Florist nightmare!

I chose my florist in December and I chose her because her flowers are so creative and beautiful. She's been really scatty over email and is unprofessional in the tone of her emails. I thought that's kind of fine because she's creative. Since then she's really set some alarm bells ringing: wants paying the rest in cash a month before the wedding and she posted a picture on her Instagram of a picture I sent her from my Pinterest board, and though didn't say she did it, she implied she had (I confronted her on it and she's since edited the text). I've since looked deeper into her reviews and they are all friends of hers on Facebook, for how incredible her flowers are I'm surprised more brides haven't tagged her in their wedding photos or left reviews. -should I expect brides to have done this?

Have I been an absolute mug and should I back out? I do think she'll turn up and do an great job (she does have some photos with her with her displays) I just think she has awful business sense, made worse by the fact she can do high end flowers but not the business skills to match. Needless to say if I go ahead I'll be mentioning this in my review.

 

Posts

  • SammykateSammykate Posts: 3,362 New bride

    If a supplier is posting pictures of other people's work and passing them off as their own then I wouldn't touch them with a barge pole. Are you totally 100% sure that the pictures of her with the displays are flowers that she has done? Have you met this lady in person, been to her studio, seen her in person with any of her floral creations? If she's so amazing then why wouldn't she have hundreds of rave reviews from brides (who aren't her friends!) on facebook? Have you tried reverse image searching her other images to see if she has stolen them from somewhere?

    Do NOT pay this lady in cash if you go ahead. So so dodgy. You have absolutley no recourse if she runs off with the money or does a terrible job. She may not have facilities to accept credit cards, but at the very least insist on paypal which offers some protection.

  • August18August18 Posts: 247

    agree with the above!!! 

     

    have you paid deposits 

     

    xx

  • Jenni8Jenni8 Posts: 3,202

    I would also not go ahead with this supplier. Have you paid a deposit?

  • Hi Arty,

    Sammykate gave a great answer! It is so easy to create an 'image' via social media of your business and also quality of work you can provide which might not be true so it is good to be cautious of this.

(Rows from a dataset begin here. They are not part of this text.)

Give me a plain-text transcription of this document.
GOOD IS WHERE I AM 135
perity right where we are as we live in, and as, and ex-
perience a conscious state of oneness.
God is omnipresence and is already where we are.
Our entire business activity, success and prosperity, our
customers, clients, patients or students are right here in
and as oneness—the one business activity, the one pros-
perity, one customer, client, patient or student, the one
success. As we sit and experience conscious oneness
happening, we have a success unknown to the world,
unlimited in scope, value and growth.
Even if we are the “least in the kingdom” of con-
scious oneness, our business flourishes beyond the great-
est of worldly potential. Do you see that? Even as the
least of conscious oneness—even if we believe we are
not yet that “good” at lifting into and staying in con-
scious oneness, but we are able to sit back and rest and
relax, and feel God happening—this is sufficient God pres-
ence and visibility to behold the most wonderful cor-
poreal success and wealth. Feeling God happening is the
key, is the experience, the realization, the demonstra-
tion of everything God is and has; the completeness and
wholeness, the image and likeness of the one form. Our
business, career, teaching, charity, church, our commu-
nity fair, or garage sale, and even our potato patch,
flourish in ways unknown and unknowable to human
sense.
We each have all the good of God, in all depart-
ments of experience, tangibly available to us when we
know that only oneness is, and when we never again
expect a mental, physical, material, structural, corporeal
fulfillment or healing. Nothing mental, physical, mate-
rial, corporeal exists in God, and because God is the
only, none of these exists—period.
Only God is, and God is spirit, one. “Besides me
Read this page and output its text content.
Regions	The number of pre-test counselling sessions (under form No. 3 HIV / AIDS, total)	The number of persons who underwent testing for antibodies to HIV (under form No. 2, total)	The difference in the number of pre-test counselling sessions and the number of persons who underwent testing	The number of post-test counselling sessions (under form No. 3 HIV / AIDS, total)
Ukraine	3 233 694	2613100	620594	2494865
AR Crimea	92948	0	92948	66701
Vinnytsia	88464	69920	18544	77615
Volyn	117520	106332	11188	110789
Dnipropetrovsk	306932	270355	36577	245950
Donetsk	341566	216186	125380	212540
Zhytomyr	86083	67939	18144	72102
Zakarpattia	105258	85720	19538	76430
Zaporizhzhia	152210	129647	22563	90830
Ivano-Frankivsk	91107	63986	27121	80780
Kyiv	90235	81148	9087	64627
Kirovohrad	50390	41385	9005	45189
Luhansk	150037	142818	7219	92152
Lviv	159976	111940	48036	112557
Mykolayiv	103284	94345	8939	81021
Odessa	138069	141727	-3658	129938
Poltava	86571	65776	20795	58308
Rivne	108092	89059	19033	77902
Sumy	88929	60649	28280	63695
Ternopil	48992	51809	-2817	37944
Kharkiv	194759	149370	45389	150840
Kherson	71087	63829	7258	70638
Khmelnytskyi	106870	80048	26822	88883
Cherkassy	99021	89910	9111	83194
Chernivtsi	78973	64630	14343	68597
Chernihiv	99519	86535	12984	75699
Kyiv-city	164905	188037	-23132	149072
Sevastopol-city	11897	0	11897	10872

    You can ask her if you can go to her studio and create a 'mock-up' together with her (so you can see her create something in person), either of your bouquet or of a table centrepiece for example- just to help you envision what it will be like. Any decent florist (I offer flowers as an in-house service and think this is very important) should be happy to offer this. Depending on the type of flowers/volume of flowers involved there may be a (small) cost attached but if you are booking your whole wedding with her this should be complimentary.

    If her response to this is negative, then I would definitely find a different florist- you must be able to feel that you can trust your chosen suppliers or it adds terrible stress unnecessarily.

    Good luck and let us know how you get on,

    Catherine x

  • HailsHails Posts: 2,455

    Avoid like the plague even if it means losing deposit you will lose lots more in the long run

  • Katherine66Katherine66 Posts: 1,234

    Hi 

     

    i have a business degree and i would speak to her asap and get a contract terms and conditions done if you intend to carry on. 

     

    If you pay cash this is fine and often done for small businesses but get a reciept and hand over face to face dont drop through letter box etc.  

     

    Also ask if she has a business account as you can ping it on your bank app if you have one. 

     

    As for photos my contract with my florist states they can hse anything we discuss srnd or they creat for me. I am fine with that.  

     

    Emails do tend to sound sharp especially where someone is not aware if business etiquette or procedures and policies. 

     

    Try and talk on the phone this will improve your communication with her.  

     

    I hope this helps

     

     

  • ArtyArty Posts: 2

    Thanks all so much for your replies! They've made me feel much better. I did pay her a deposit but it wasn't huge and to be honest I'm OK to loose it knowing I've learnt my lesson and will have less fuss.

    My venue contacted her for me to suss her out (using a different reason) and they've come back and said she was extremely rude to them -didn't pay attention and then realised they were a wedding venue and then was really pushy about getting into their books.

    There's a fancy hotel who have reviewed her and I contacted them and they said she did a wedding fair with them where she 'transformed the place'. Whilst that's good to know, the whole thing has made me a bit of a bridezilla which is 100% what I didn't want for my wedding and I realised I'd rather have no flowers than more anxiety about them!

    Seeing a different florist tomorrow who are much more well known and more professional on the business end. Fingers crossed!

    Thanks so much all!

  • HailsHails Posts: 2,455

    Good luck, it's definitely not worth pursuing the original, imagine the stress.